En regard du temps passé au volant et à maintenir les vignes en état, les coûts en carburant et d’entretien des outils paraissent presque négligeables à nos trois interlocuteurs.
À 4 km/h et 1 300 tr/min, le Same Frutetto de 90 ch de Flavien Nicolas consomme 5 l/h environ. « C’est peu, mais c’est deux fois plus qu’en désherbant. » Heureusement, dans ses sols de garrigue peu abrasifs, ses outils s’usent peu, et ne sont jamais tombés en panne. « Je graisse les lames toutes les 6 h, et change les paires tous les deux ans. »
Consommation raisonnable chez Luc Dumange également : entre 3 et 4 l/h avec son Bobard 835 équipé d’une centrale hydraulique, et 2 l/h à peine pour son vieux Loiseau équipé de disques émotteurs. En revanche, dans ses terres argilo-calcaires assez lourdes, il remarque que ses outils s’usent rapidement. « Je change chaque année une paire de disques émotteurs, quelques doigts en plastique des bineuses, deux paires de socs sur les Juramatic, plus un jeu de socs de décavaillonneuses tous les deux ans. Cette année, j’ai opté pour des modèles plus résistants au carbure. »
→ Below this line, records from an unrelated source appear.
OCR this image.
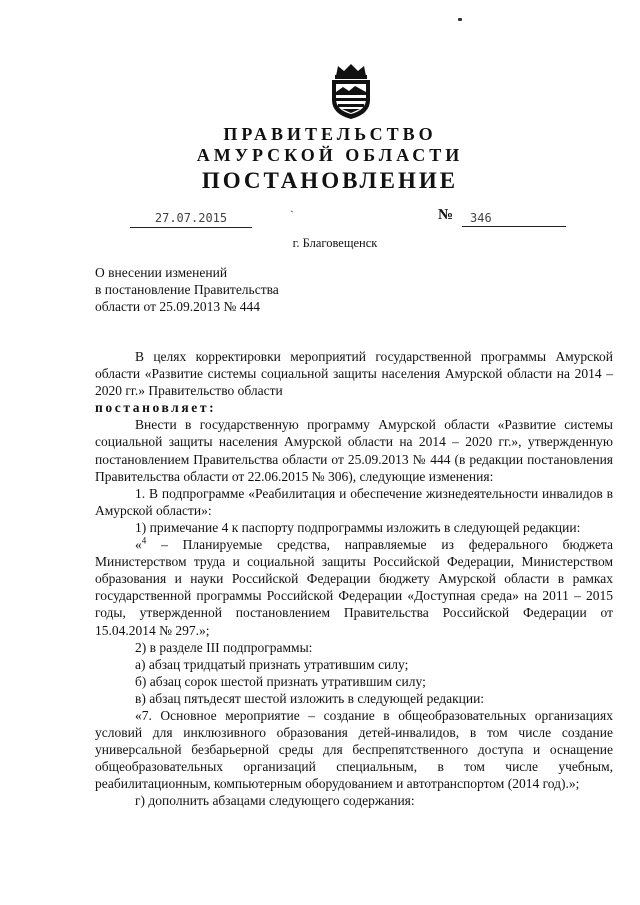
ПРАВИТЕЛЬСТВО
АМУРСКОЙ ОБЛАСТИ
ПОСТАНОВЛЕНИЕ
27.07.2015	`	№	346
г. Благовещенск
О внесении изменений
в постановление Правительства
области от 25.09.2013 № 444

В целях корректировки мероприятий государственной программы Амурской области «Развитие системы социальной защиты населения Амурской области на 2014 – 2020 гг.» Правительство области

постановляет:

Внести в государственную программу Амурской области «Развитие системы социальной защиты населения Амурской области на 2014 – 2020 гг.», утвержденную постановлением Правительства области от 25.09.2013 № 444 (в редакции постановления Правительства области от 22.06.2015 № 306), следующие изменения:

1. В подпрограмме «Реабилитация и обеспечение жизнедеятельности инвалидов в Амурской области»:

1) примечание 4 к паспорту подпрограммы изложить в следующей редакции:

«$^4$ – Планируемые средства, направляемые из федерального бюджета Министерством труда и социальной защиты Российской Федерации, Министерством образования и науки Российской Федерации бюджету Амурской области в рамках государственной программы Российской Федерации «Доступная среда» на 2011 – 2015 годы, утвержденной постановлением Правительства Российской Федерации от 15.04.2014 № 297.»;

2) в разделе III подпрограммы:

а) абзац тридцатый признать утратившим силу;

б) абзац сорок шестой признать утратившим силу;

в) абзац пятьдесят шестой изложить в следующей редакции:

«7. Основное мероприятие – создание в общеобразовательных организациях условий для инклюзивного образования детей-инвалидов, в том числе создание универсальной безбарьерной среды для беспрепятственного доступа и оснащение общеобразовательных организаций специальным, в том числе учебным, реабилитационным, компьютерным оборудованием и автотранспортом (2014 год).»;

г) дополнить абзацами следующего содержания:
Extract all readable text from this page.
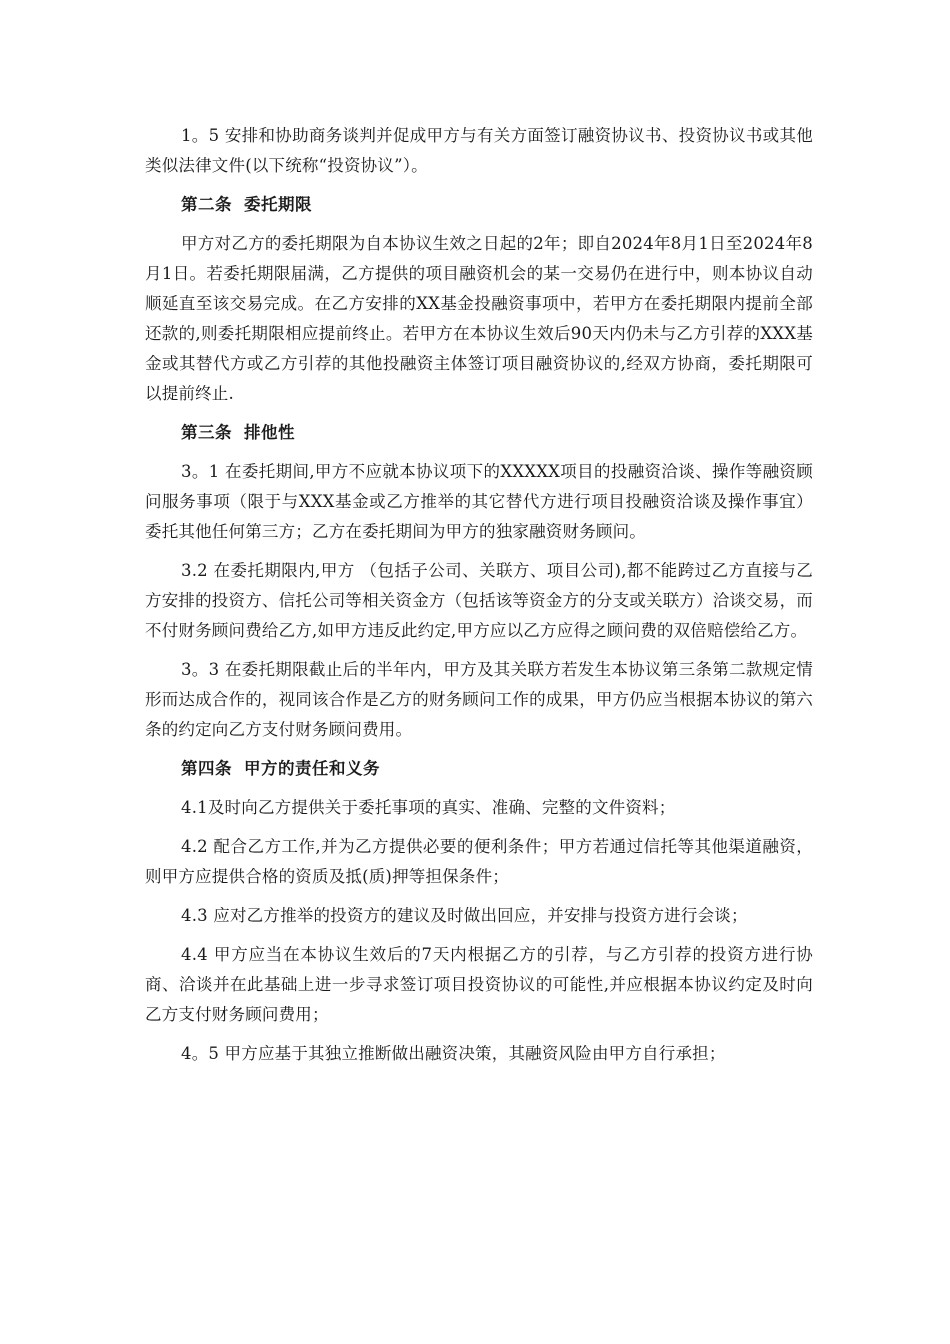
1。5 安排和协助商务谈判并促成甲方与有关方面签订融资协议书、投资协议书或其他类似法律文件(以下统称“投资协议”）。

第二条 委托期限

甲方对乙方的委托期限为自本协议生效之日起的2年；即自2024年8月1日至2024年8月1日。若委托期限届满，乙方提供的项目融资机会的某一交易仍在进行中，则本协议自动顺延直至该交易完成。在乙方安排的XX基金投融资事项中，若甲方在委托期限内提前全部还款的,则委托期限相应提前终止。若甲方在本协议生效后90天内仍未与乙方引荐的XXX基金或其替代方或乙方引荐的其他投融资主体签订项目融资协议的,经双方协商，委托期限可以提前终止.

第三条 排他性

3。1 在委托期间,甲方不应就本协议项下的XXXXX项目的投融资洽谈、操作等融资顾问服务事项（限于与XXX基金或乙方推举的其它替代方进行项目投融资洽谈及操作事宜）委托其他任何第三方；乙方在委托期间为甲方的独家融资财务顾问。

3.2 在委托期限内,甲方 （包括子公司、关联方、项目公司),都不能跨过乙方直接与乙方安排的投资方、信托公司等相关资金方（包括该等资金方的分支或关联方）洽谈交易，而不付财务顾问费给乙方,如甲方违反此约定,甲方应以乙方应得之顾问费的双倍赔偿给乙方。

3。3 在委托期限截止后的半年内，甲方及其关联方若发生本协议第三条第二款规定情形而达成合作的，视同该合作是乙方的财务顾问工作的成果，甲方仍应当根据本协议的第六条的约定向乙方支付财务顾问费用。

第四条 甲方的责任和义务

4.1及时向乙方提供关于委托事项的真实、准确、完整的文件资料；

4.2 配合乙方工作,并为乙方提供必要的便利条件；甲方若通过信托等其他渠道融资，则甲方应提供合格的资质及抵(质)押等担保条件；

4.3 应对乙方推举的投资方的建议及时做出回应，并安排与投资方进行会谈；

4.4 甲方应当在本协议生效后的7天内根据乙方的引荐，与乙方引荐的投资方进行协商、洽谈并在此基础上进一步寻求签订项目投资协议的可能性,并应根据本协议约定及时向乙方支付财务顾问费用；

4。5 甲方应基于其独立推断做出融资决策，其融资风险由甲方自行承担；
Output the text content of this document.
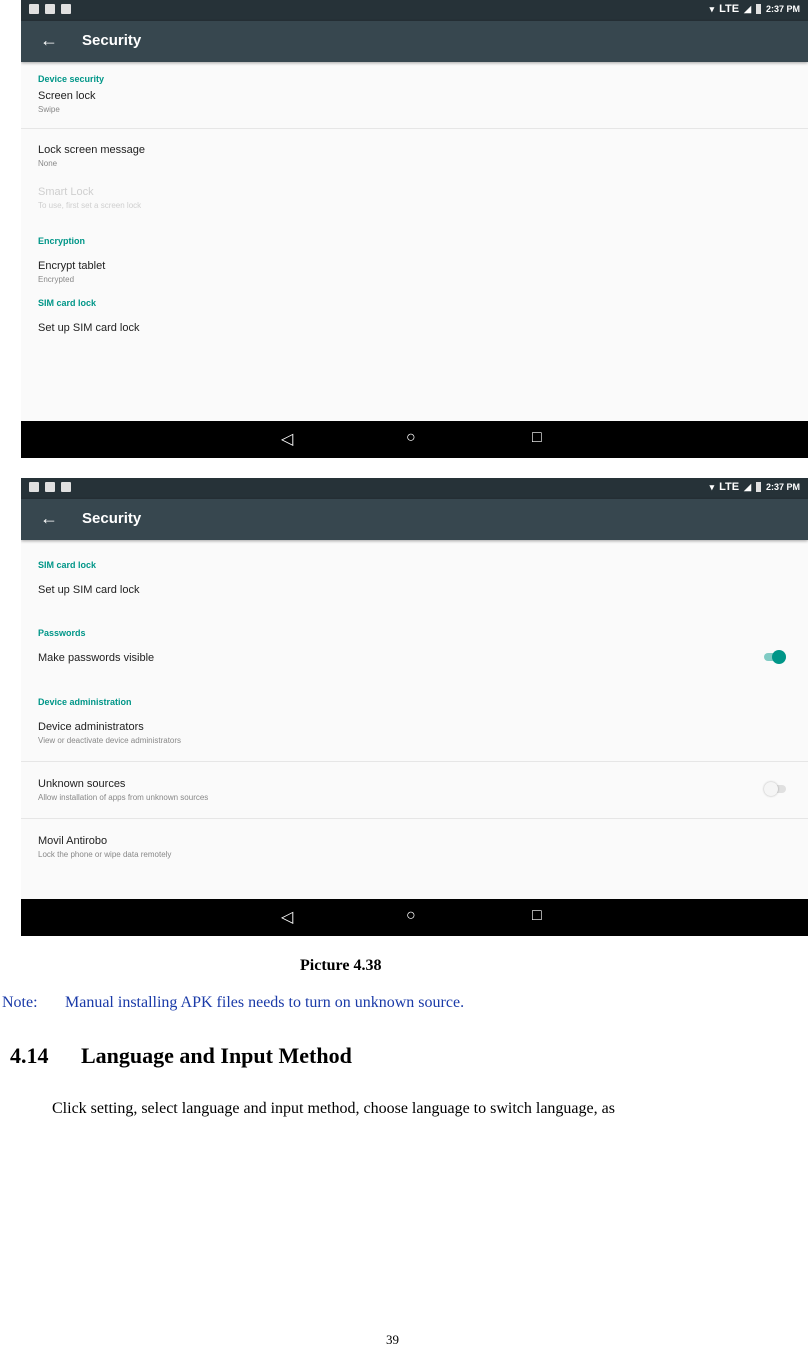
▾ LTE ◢ 2:37 PM
← Security
Device security
Screen lock
Swipe
Lock screen message
None
Smart Lock
To use, first set a screen lock
Encryption
Encrypt tablet
Encrypted
SIM card lock
Set up SIM card lock
◁	○	□
▾ LTE ◢ 2:37 PM
← Security
SIM card lock
Set up SIM card lock
Passwords
Make passwords visible
Device administration
Device administrators
View or deactivate device administrators
Unknown sources
Allow installation of apps from unknown sources
Movil Antirobo
Lock the phone or wipe data remotely
◁	○	□
Picture 4.38
Note: Manual installing APK files needs to turn on unknown source.
4.14 Language and Input Method
Click setting, select language and input method, choose language to switch language, as
39
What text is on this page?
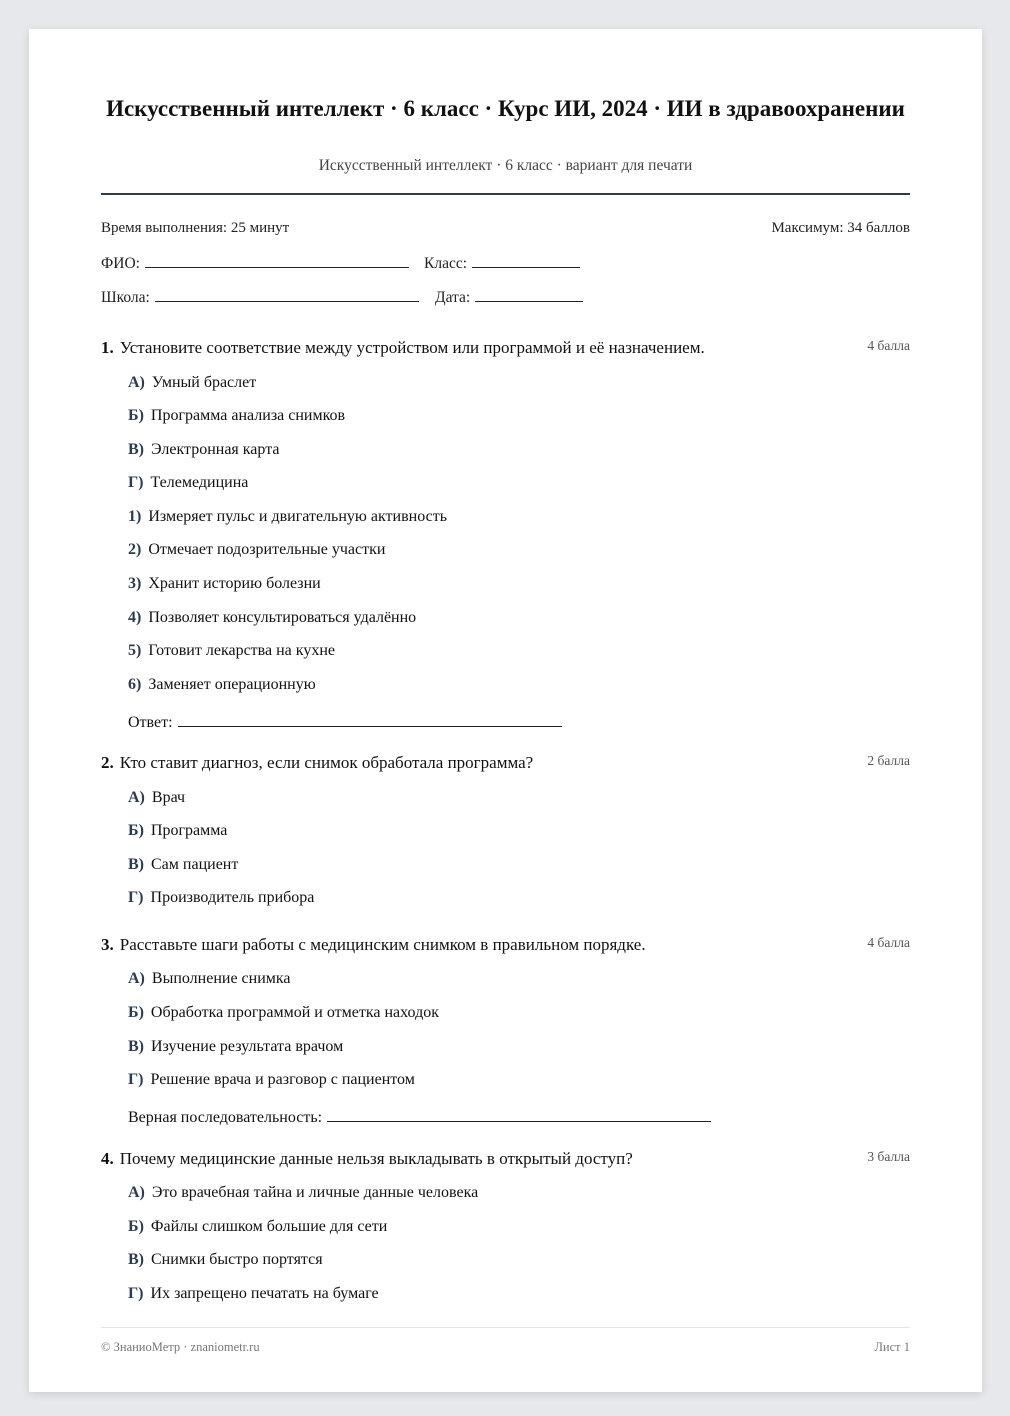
Искусственный интеллект · 6 класс · Курс ИИ, 2024 · ИИ в здравоохранении
Искусственный интеллект · 6 класс · вариант для печати
Время выполнения: 25 минут	Максимум: 34 баллов
ФИО:	Класс:
Школа:	Дата:
1. Установите соответствие между устройством или программой и её назначением.	4 балла
А) Умный браслет
Б) Программа анализа снимков
В) Электронная карта
Г) Телемедицина
1) Измеряет пульс и двигательную активность
2) Отмечает подозрительные участки
3) Хранит историю болезни
4) Позволяет консультироваться удалённо
5) Готовит лекарства на кухне
6) Заменяет операционную
Ответ:
2. Кто ставит диагноз, если снимок обработала программа?	2 балла
А) Врач
Б) Программа
В) Сам пациент
Г) Производитель прибора
3. Расставьте шаги работы с медицинским снимком в правильном порядке.	4 балла
А) Выполнение снимка
Б) Обработка программой и отметка находок
В) Изучение результата врачом
Г) Решение врача и разговор с пациентом
Верная последовательность:
4. Почему медицинские данные нельзя выкладывать в открытый доступ?	3 балла
А) Это врачебная тайна и личные данные человека
Б) Файлы слишком большие для сети
В) Снимки быстро портятся
Г) Их запрещено печатать на бумаге
© ЗнаниоМетр · znaniometr.ru	Лист 1
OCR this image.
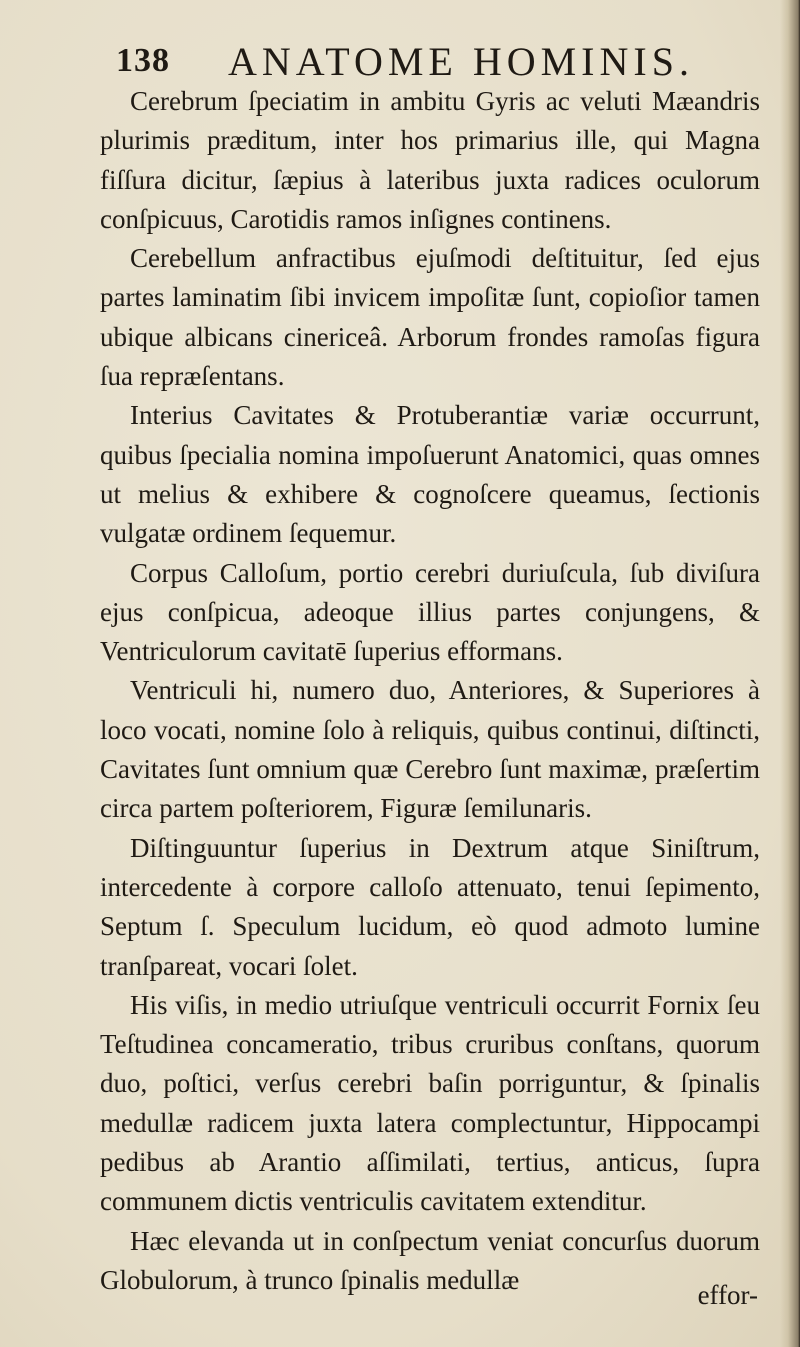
138 ANATOME HOMINIS.

Cerebrum ſpeciatim in ambitu Gyris ac veluti Mæandris plurimis præditum, inter hos primarius ille, qui Magna fiſſura dicitur, ſæpius à lateribus juxta radices oculorum conſpicuus, Carotidis ramos inſignes continens.

Cerebellum anfractibus ejuſmodi deſtituitur, ſed ejus partes laminatim ſibi invicem impoſitæ ſunt, copioſior tamen ubique albicans cinericeâ. Arborum frondes ramoſas figura ſua repræſentans.

Interius Cavitates & Protuberantiæ variæ occurrunt, quibus ſpecialia nomina impoſuerunt Anatomici, quas omnes ut melius & exhibere & cognoſcere queamus, ſectionis vulgatæ ordinem ſequemur.

Corpus Calloſum, portio cerebri duriuſcula, ſub diviſura ejus conſpicua, adeoque illius partes conjungens, & Ventriculorum cavitatē ſuperius efformans.

Ventriculi hi, numero duo, Anteriores, & Superiores à loco vocati, nomine ſolo à reliquis, quibus continui, diſtincti, Cavitates ſunt omnium quæ Cerebro ſunt maximæ, præſertim circa partem poſteriorem, Figuræ ſemilunaris.

Diſtinguuntur ſuperius in Dextrum atque Siniſtrum, intercedente à corpore calloſo attenuato, tenui ſepimento, Septum ſ. Speculum lucidum, eò quod admoto lumine tranſpareat, vocari ſolet.

His viſis, in medio utriuſque ventriculi occurrit Fornix ſeu Teſtudinea concameratio, tribus cruribus conſtans, quorum duo, poſtici, verſus cerebri baſin porriguntur, & ſpinalis medullæ radicem juxta latera complectuntur, Hippocampi pedibus ab Arantio aſſimilati, tertius, anticus, ſupra communem dictis ventriculis cavitatem extenditur.

Hæc elevanda ut in conſpectum veniat concurſus duorum Globulorum, à trunco ſpinalis medullæ

effor-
Remplacer les pièces d’usure standard par leur équivalent en carbure permet-il de réduire leur coût d’utilisation ? De plus en plus de viticulteurs semblent franchir le pas, motivés par une offre plus fournie et la garantie de réduire le temps de maintenance. Le carbure est réputé durer trois à quatre fois plus longtemps qu’une pièce d’origine standard, selon la qualité de la fabrication et la nature des sols. En revanche, les pièces valent au moins le double : compter 54 euros HT pour un soc de melon universel (375 x 68 x 25), 115 euros pour un soc cœur (200 mm), 134 euros pour une lame intercep (400 mm) et 182 euros pour une ailette hirondelle de type Actisol (400 mm).